Early repolarization, a subtle elevation at the junction between two specific ECG waveforms, was once considered harmless. Studies have since found it in 31% of patients with unexplained VF, compared to just 5% of control subjects. Patients with this pattern also had a higher rate of recurrent VF episodes during follow-up. Brugada syndrome, a genetic condition affecting the heart’s sodium channels, produces a characteristic ECG pattern in the leads overlying the right ventricle and accounts for 4 to 12% of all sudden cardiac deaths.
Non-Shockable Rhythms and Arrest
Not all cardiac arrests involve VF or VT. About a third of out-of-hospital arrests present with “non-shockable” rhythms: either pulseless electrical activity (PEA), where the heart’s electrical system fires but the muscle doesn’t contract effectively, or asystole, where electrical activity has essentially stopped. These rhythms carry a far worse prognosis.
Severe bradycardia (an abnormally slow heart rate) and high-grade heart block, where electrical signals between the upper and lower chambers are interrupted, can progress to asystolic arrest. In one study, only 8% of patients found in asystole survived initial resuscitation efforts, and only 1 out of 29 patients with asystole or severe bradycardia was ultimately discharged alive. By contrast, patients found in VF have a much better chance because the rhythm responds to defibrillation.
A 16-year study of 3,723 cardiac arrests in a large U.S. community found that VF accounted for 41%, asystole for 35%, and PEA for 24%. Over the study period, VF-related arrests actually decreased in incidence, likely reflecting better prevention and treatment of heart disease, while PEA and asystole rates held steady.
Why the Initial Rhythm Matters for Survival
The rhythm present when resuscitation begins is one of the strongest predictors of whether someone survives. In a study of in-hospital cardiac arrests, patients who presented in a shockable rhythm (VF or pulseless VT) survived to hospital discharge about 26% of the time after statistical adjustment. Patients in non-shockable rhythms survived only about 8% of the time. The difference comes down to treatment options: shockable rhythms can be reset with a defibrillator, while PEA and asystole require identifying and reversing an underlying cause, which takes longer and often fails.

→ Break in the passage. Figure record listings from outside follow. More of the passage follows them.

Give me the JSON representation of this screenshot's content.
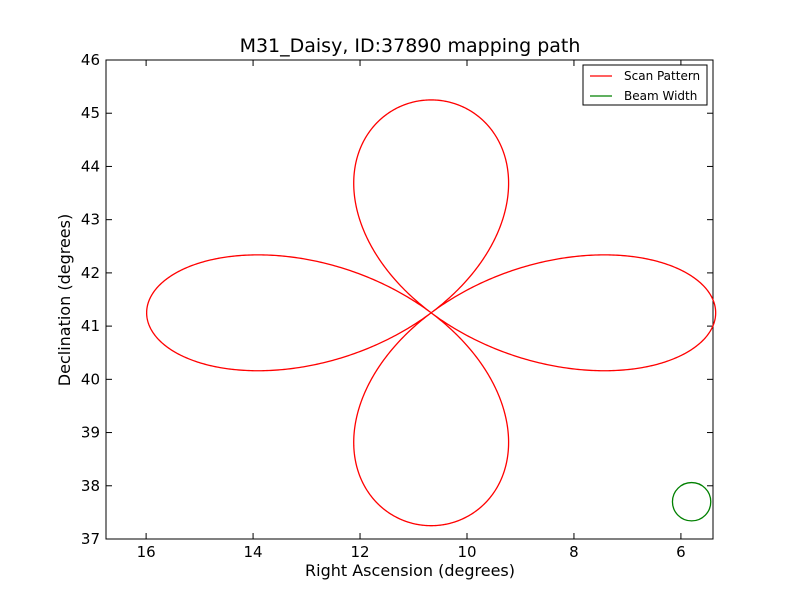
{
  "chart_data": {
    "type": "line",
    "title": "M31_Daisy, ID:37890 mapping path",
    "xlabel": "Right Ascension (degrees)",
    "ylabel": "Declination (degrees)",
    "xlim": [
      16.75,
      5.4
    ],
    "ylim": [
      37,
      46
    ],
    "x_ticks": [
      16,
      14,
      12,
      10,
      8,
      6
    ],
    "y_ticks": [
      37,
      38,
      39,
      40,
      41,
      42,
      43,
      44,
      45,
      46
    ],
    "grid": false,
    "legend_position": "top-right",
    "series": [
      {
        "name": "Scan Pattern",
        "color": "#ff0000",
        "center": [
          10.67,
          41.25
        ],
        "petal_radius_deg": 4.0,
        "petals": 4,
        "ra_scale": 1.33,
        "dec_scale": 1.0,
        "start_point": [
          16.0,
          41.27
        ]
      },
      {
        "name": "Beam Width",
        "color": "#008000",
        "center": [
          5.8,
          37.7
        ],
        "radius_deg": 0.36
      }
    ]
  }
}
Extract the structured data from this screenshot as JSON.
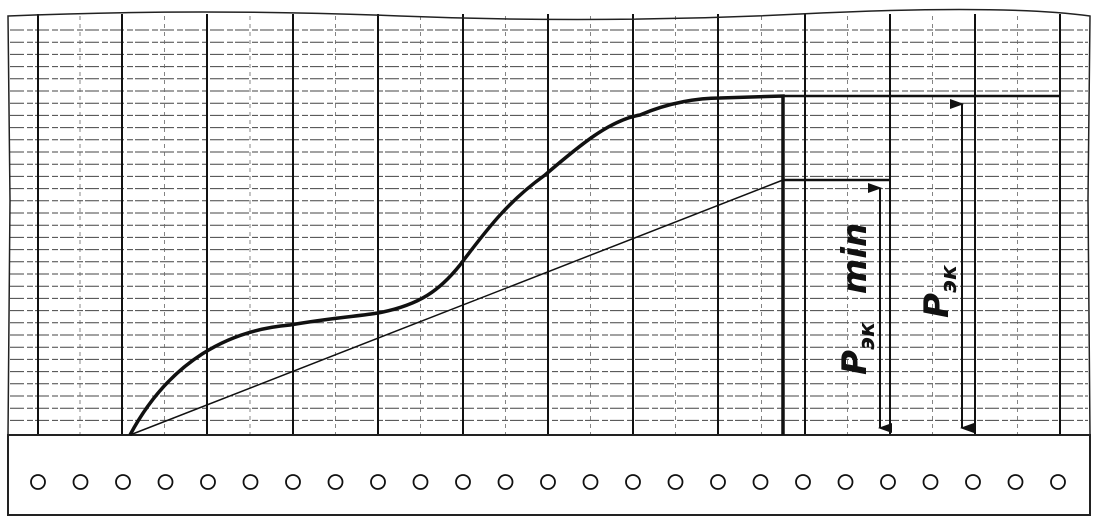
{
  "labels": [
    {
      "main": "P",
      "sub": "эк",
      "suffix": "min"
    },
    {
      "main": "P",
      "sub": "эк"
    }
  ]
}
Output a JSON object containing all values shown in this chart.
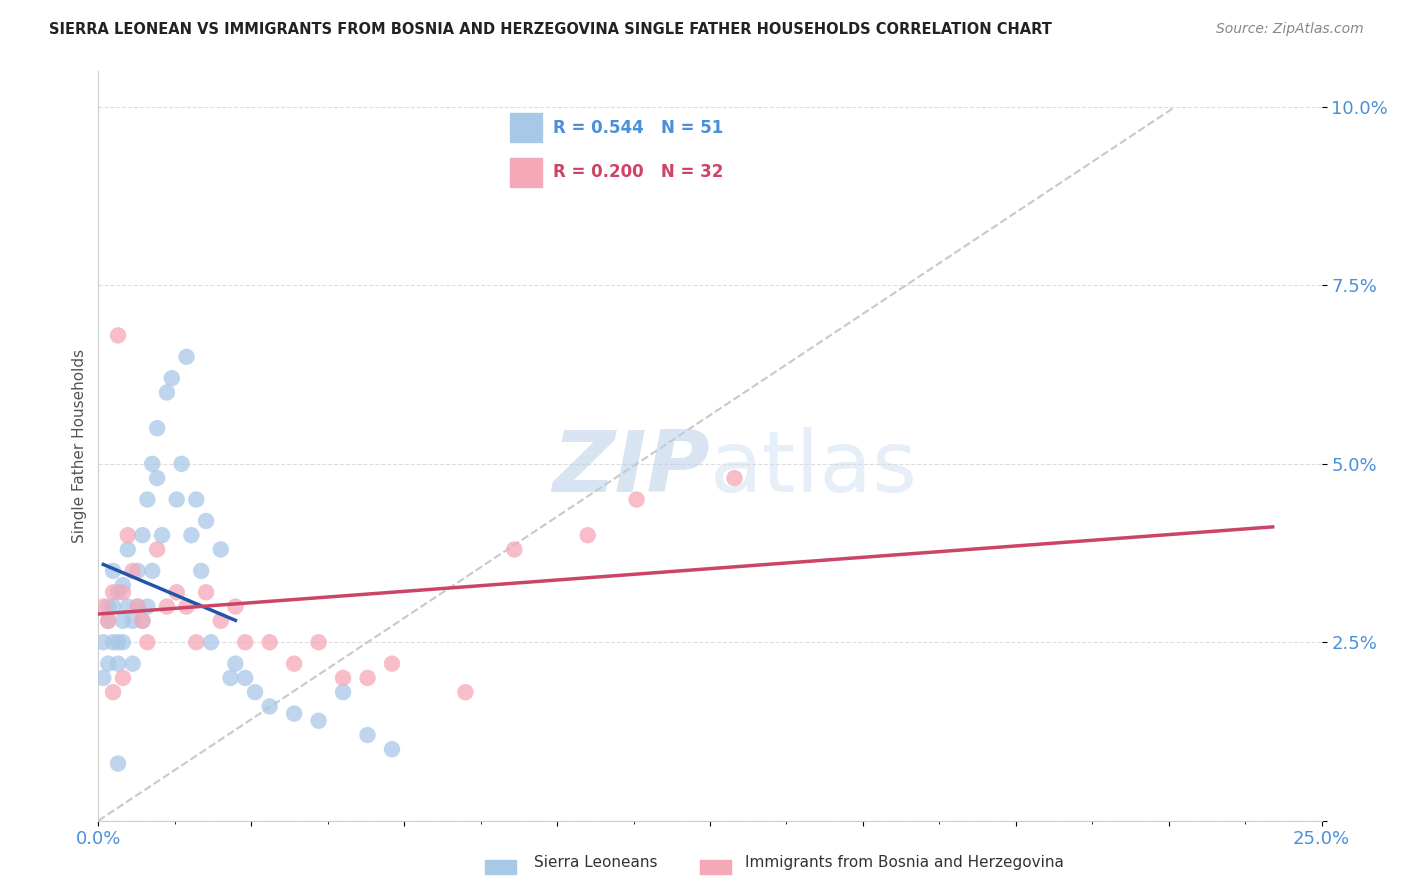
{
  "title": "SIERRA LEONEAN VS IMMIGRANTS FROM BOSNIA AND HERZEGOVINA SINGLE FATHER HOUSEHOLDS CORRELATION CHART",
  "source": "Source: ZipAtlas.com",
  "ylabel": "Single Father Households",
  "xlim": [
    0.0,
    0.25
  ],
  "ylim": [
    0.0,
    0.105
  ],
  "yticks": [
    0.0,
    0.025,
    0.05,
    0.075,
    0.1
  ],
  "ytick_labels": [
    "",
    "2.5%",
    "5.0%",
    "7.5%",
    "10.0%"
  ],
  "blue_R": "0.544",
  "blue_N": "51",
  "pink_R": "0.200",
  "pink_N": "32",
  "blue_color": "#a8c8e8",
  "pink_color": "#f5a8b8",
  "blue_line_color": "#2255aa",
  "pink_line_color": "#cc4466",
  "diag_line_color": "#bbbbbb",
  "legend_label_blue": "Sierra Leoneans",
  "legend_label_pink": "Immigrants from Bosnia and Herzegovina",
  "blue_scatter_x": [
    0.001,
    0.001,
    0.002,
    0.002,
    0.002,
    0.003,
    0.003,
    0.003,
    0.004,
    0.004,
    0.004,
    0.005,
    0.005,
    0.005,
    0.006,
    0.006,
    0.007,
    0.007,
    0.008,
    0.008,
    0.009,
    0.009,
    0.01,
    0.01,
    0.011,
    0.011,
    0.012,
    0.012,
    0.013,
    0.014,
    0.015,
    0.016,
    0.017,
    0.018,
    0.019,
    0.02,
    0.021,
    0.022,
    0.023,
    0.025,
    0.027,
    0.028,
    0.03,
    0.032,
    0.035,
    0.04,
    0.045,
    0.05,
    0.055,
    0.06,
    0.004
  ],
  "blue_scatter_y": [
    0.02,
    0.025,
    0.022,
    0.028,
    0.03,
    0.025,
    0.03,
    0.035,
    0.025,
    0.032,
    0.022,
    0.028,
    0.033,
    0.025,
    0.03,
    0.038,
    0.028,
    0.022,
    0.03,
    0.035,
    0.04,
    0.028,
    0.045,
    0.03,
    0.05,
    0.035,
    0.055,
    0.048,
    0.04,
    0.06,
    0.062,
    0.045,
    0.05,
    0.065,
    0.04,
    0.045,
    0.035,
    0.042,
    0.025,
    0.038,
    0.02,
    0.022,
    0.02,
    0.018,
    0.016,
    0.015,
    0.014,
    0.018,
    0.012,
    0.01,
    0.008
  ],
  "pink_scatter_x": [
    0.001,
    0.002,
    0.003,
    0.004,
    0.005,
    0.006,
    0.007,
    0.008,
    0.009,
    0.01,
    0.012,
    0.014,
    0.016,
    0.018,
    0.02,
    0.022,
    0.025,
    0.028,
    0.03,
    0.035,
    0.04,
    0.045,
    0.05,
    0.055,
    0.06,
    0.075,
    0.085,
    0.1,
    0.11,
    0.13,
    0.005,
    0.003
  ],
  "pink_scatter_y": [
    0.03,
    0.028,
    0.032,
    0.068,
    0.032,
    0.04,
    0.035,
    0.03,
    0.028,
    0.025,
    0.038,
    0.03,
    0.032,
    0.03,
    0.025,
    0.032,
    0.028,
    0.03,
    0.025,
    0.025,
    0.022,
    0.025,
    0.02,
    0.02,
    0.022,
    0.018,
    0.038,
    0.04,
    0.045,
    0.048,
    0.02,
    0.018
  ],
  "background_color": "#ffffff",
  "grid_color": "#dddddd"
}
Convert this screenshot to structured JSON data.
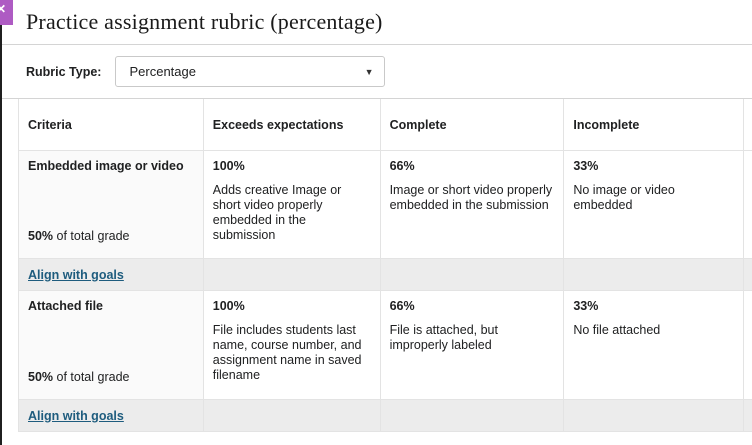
{
  "header": {
    "title": "Practice assignment rubric (percentage)",
    "close_glyph": "✕"
  },
  "rubric_type": {
    "label": "Rubric Type:",
    "selected": "Percentage",
    "caret_glyph": "▼"
  },
  "table": {
    "columns": [
      "Criteria",
      "Exceeds expectations",
      "Complete",
      "Incomplete"
    ],
    "align_link_label": "Align with goals",
    "rows": [
      {
        "criterion": "Embedded image or video",
        "grade_bold": "50%",
        "grade_rest": " of total grade",
        "levels": [
          {
            "percent": "100%",
            "description": "Adds creative Image or short video properly embedded in the submission"
          },
          {
            "percent": "66%",
            "description": "Image or short video properly embedded in the submission"
          },
          {
            "percent": "33%",
            "description": "No image or video embedded"
          }
        ]
      },
      {
        "criterion": "Attached file",
        "grade_bold": "50%",
        "grade_rest": " of total grade",
        "levels": [
          {
            "percent": "100%",
            "description": "File includes students last name, course number, and assignment name in saved filename"
          },
          {
            "percent": "66%",
            "description": "File is attached, but improperly labeled"
          },
          {
            "percent": "33%",
            "description": "No file attached"
          }
        ]
      }
    ]
  },
  "colors": {
    "accent_purple": "#ae5bc3",
    "link": "#1e5c7e",
    "row_gray": "#ececec",
    "criteria_bg": "#fafafa",
    "border_light": "#e3e3e3",
    "border_mid": "#d4d4d4"
  }
}
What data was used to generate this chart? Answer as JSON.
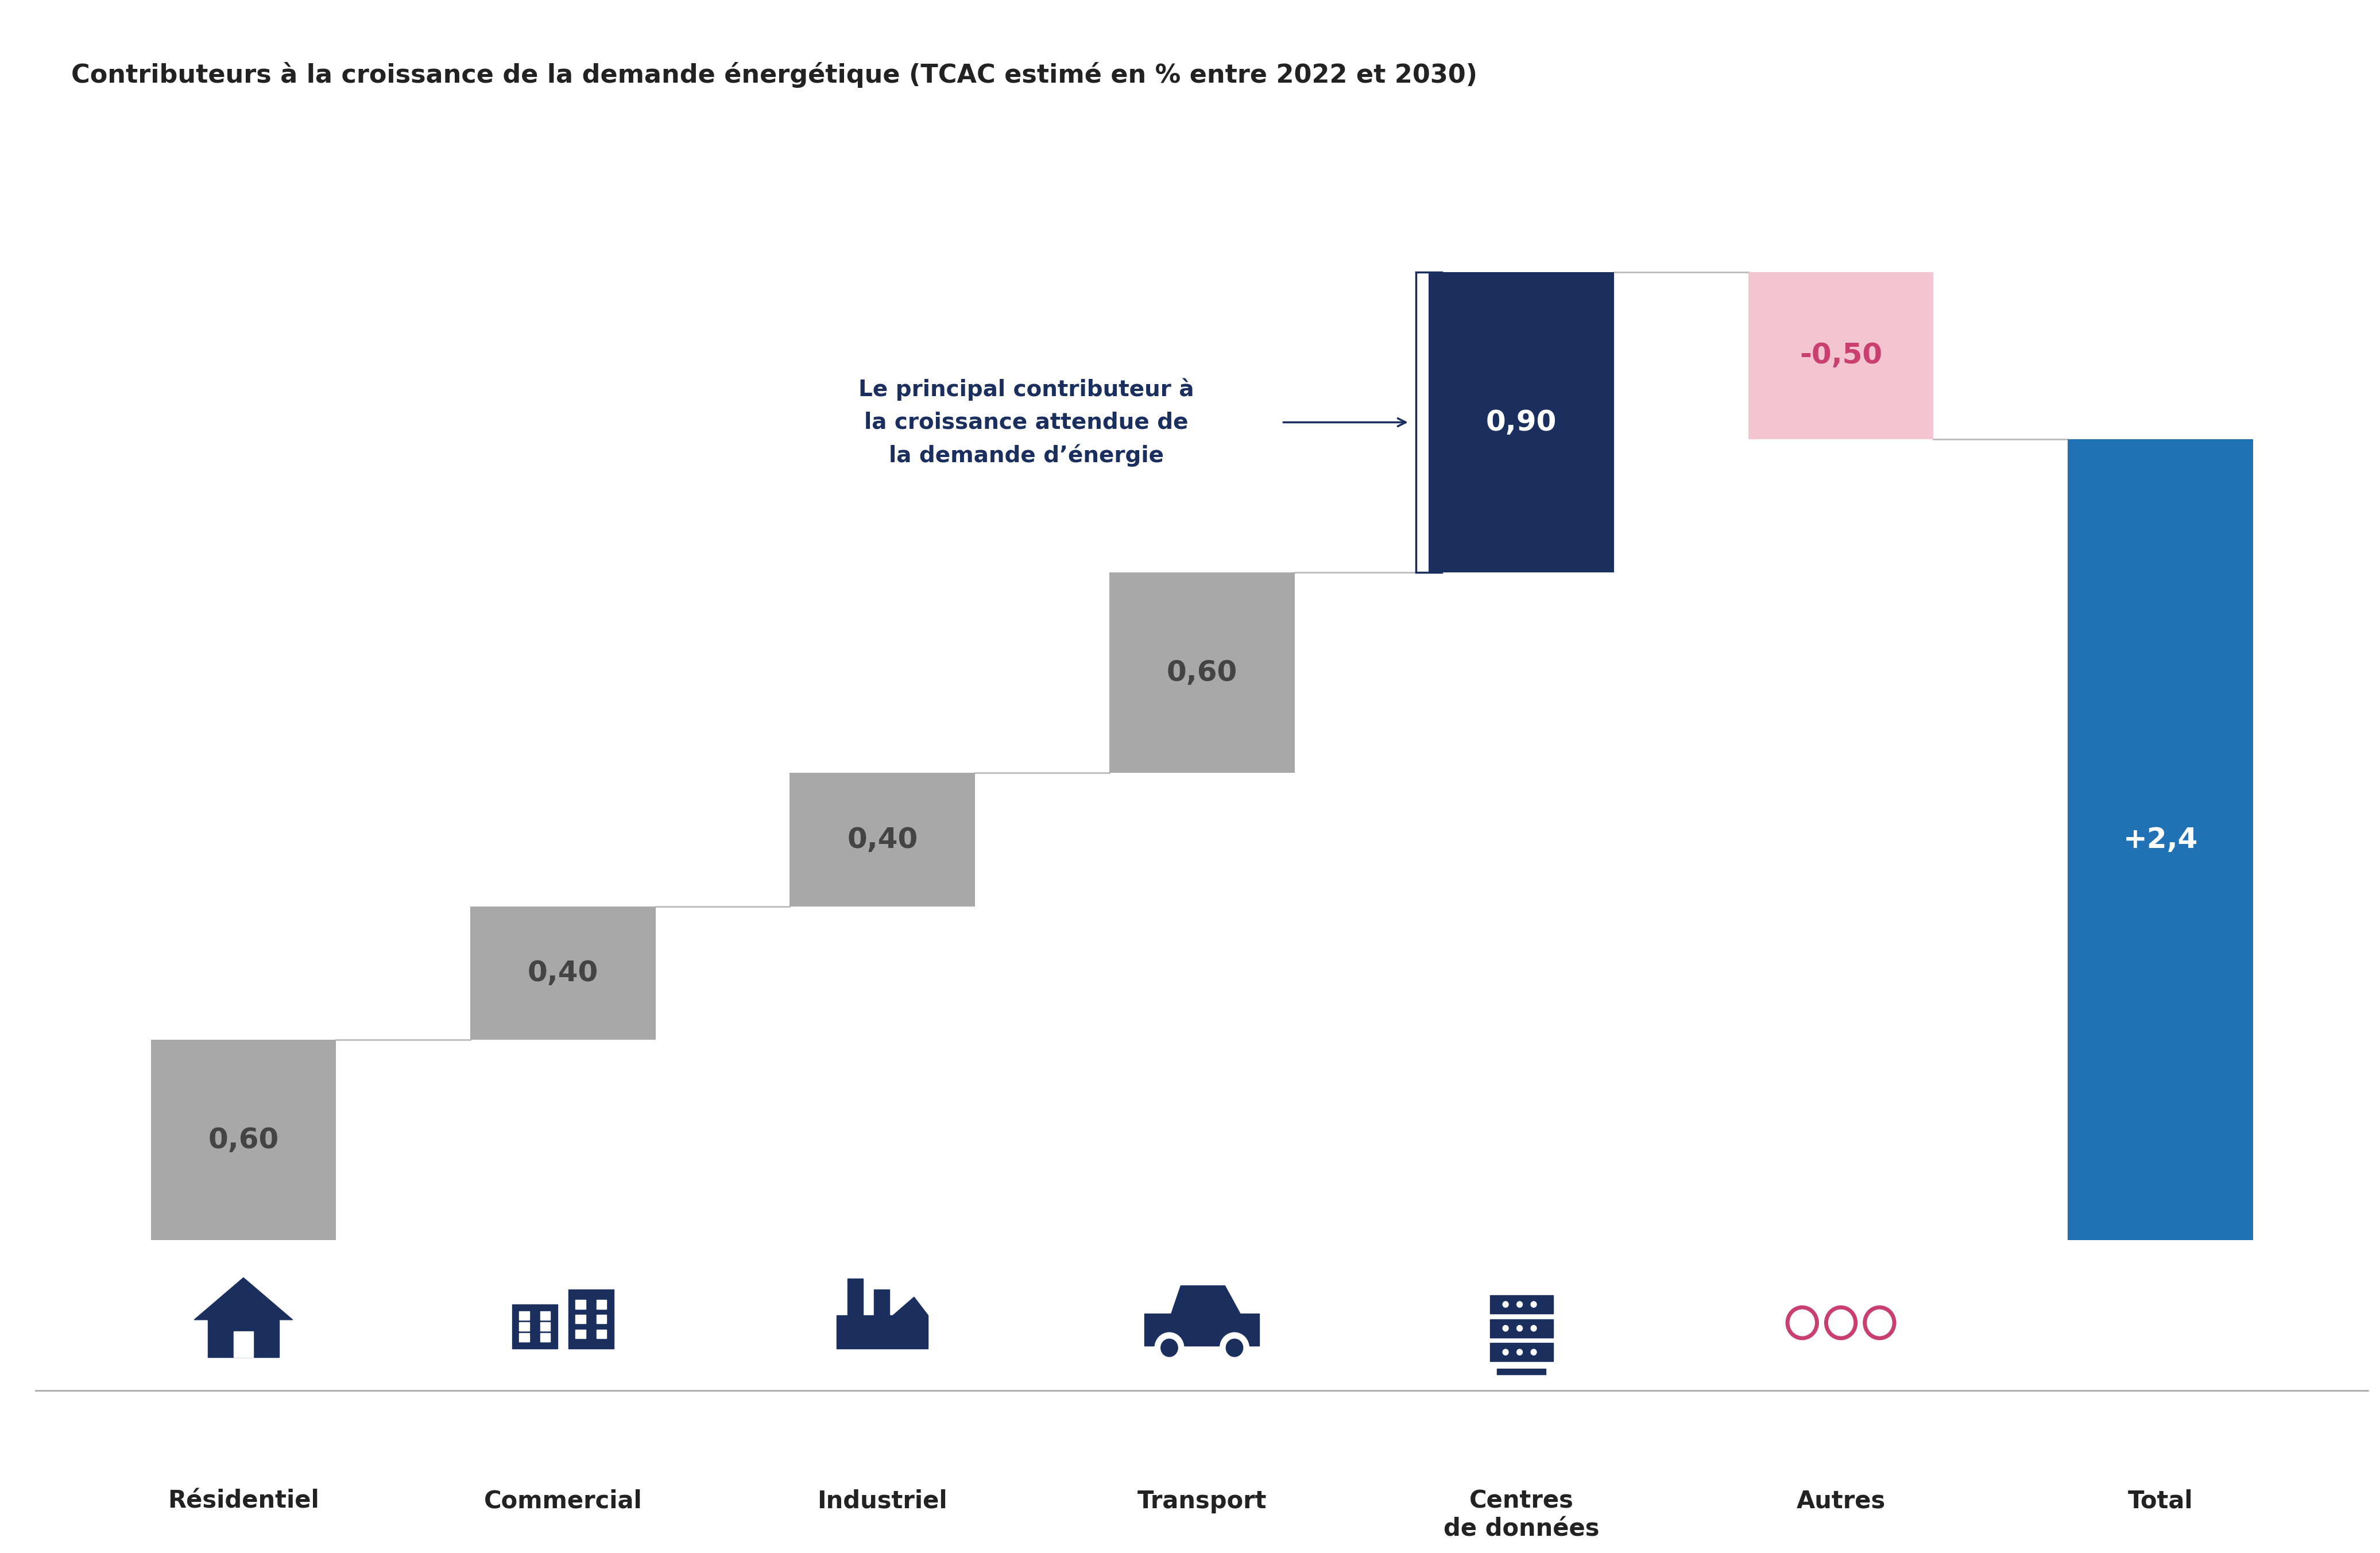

This is also why time matters so much. VF that goes untreated for more than a few minutes degrades into asystole, effectively moving a patient from a survivable rhythm to a far less survivable one. Every minute of VF without defibrillation reduces the chance of survival by roughly 7 to 10%. The rhythm itself hasn’t changed in danger, but the window for effective treatment has closed.